Полмесяца в августе, недели две-три в сентябре, а там. декрет. Просто страшно идти.

— А ты и не ходи, — ответил я. — Мы возьмем тебе на год отпуск за свой счет. Действительно неудобно: только прийти и уходить, ты их поставишь в глупое положение — где они найдут новую учительницу?

— Учительницу-то они нашли бы, а вот я сама… Может, ты и прав, но так обидно: столько мечтала о том, как приду на первый свой урок.

— Не беда, успеется, — улыбнулся я. — Зато ты уж так сможешь подготовиться к своему первому уроку, что лучше тебя его ни один методист не даст.

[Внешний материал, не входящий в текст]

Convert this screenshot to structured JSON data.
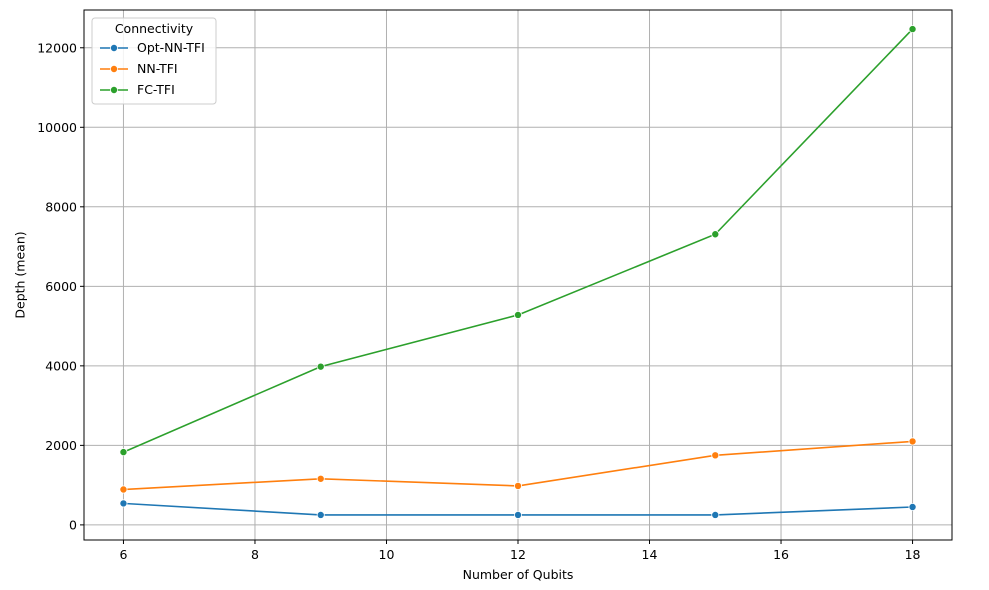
{
  "chart_data": {
    "type": "line",
    "title": "",
    "xlabel": "Number of Qubits",
    "ylabel": "Depth (mean)",
    "xlim": [
      5.4,
      18.6
    ],
    "ylim": [
      -380,
      12950
    ],
    "xticks": [
      6,
      8,
      10,
      12,
      14,
      16,
      18
    ],
    "yticks": [
      0,
      2000,
      4000,
      6000,
      8000,
      10000,
      12000
    ],
    "grid": true,
    "legend": {
      "title": "Connectivity",
      "position": "top-left"
    },
    "x": [
      6,
      9,
      12,
      15,
      18
    ],
    "series": [
      {
        "name": "Opt-NN-TFI",
        "color": "#1f77b4",
        "values": [
          540,
          250,
          250,
          250,
          450
        ]
      },
      {
        "name": "NN-TFI",
        "color": "#ff7f0e",
        "values": [
          890,
          1160,
          980,
          1750,
          2100
        ]
      },
      {
        "name": "FC-TFI",
        "color": "#2ca02c",
        "values": [
          1830,
          3980,
          5280,
          7310,
          12470
        ]
      }
    ]
  }
}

К тому же родится Димка, скучать тебе не придется.

— Димка?… — Лида приподнимается на локте и наклоняется надо мной. — Почему Димка?

Она никогда не спрашивала, как это все со мной случилось, и я рассказываю ей про рыжего, круглолицего, как подсолнух, Димку в солдатском бушлате с подвернутыми рукавами и в кирзовых сапогах, про Данилу, Шаповалова, тетю Дашу, Щербакова, дядю Федю — про всю свою жизнь, вернее, про ту ее часть, которая была «до нашей эры», и она слушает, покусывая сухую травинку, а сквозь щелястую крышу сарая к нам тянут свой холодные лучи-щупальца далекие звезды.

87

Передо мной разрозненными, перепутанными картинками, как в странном кинофильме, склеенном из обрывков самых разных лент, проносится целое тысячелетие нашей жизни — от желтого и синего дня, когда закончилось наше растительное существование у бабки Марины и мы вернулись в свою новую, с иголочки, квартиру, до промозглого, уже не осеннего, несмотря на середину октября, но еще и не зимнего вечера, когда у Лиды начались предродовые схватки. Все это тысячелетие заполнено какими-то пустяками, в которых тонут начало моей работы в редакции и завершение перевода толстенной книги английского профессора, шоферские курсы, хлопоты, связанные с покупкой в кредит мебели, и всякие другие, несомненно, важные дела.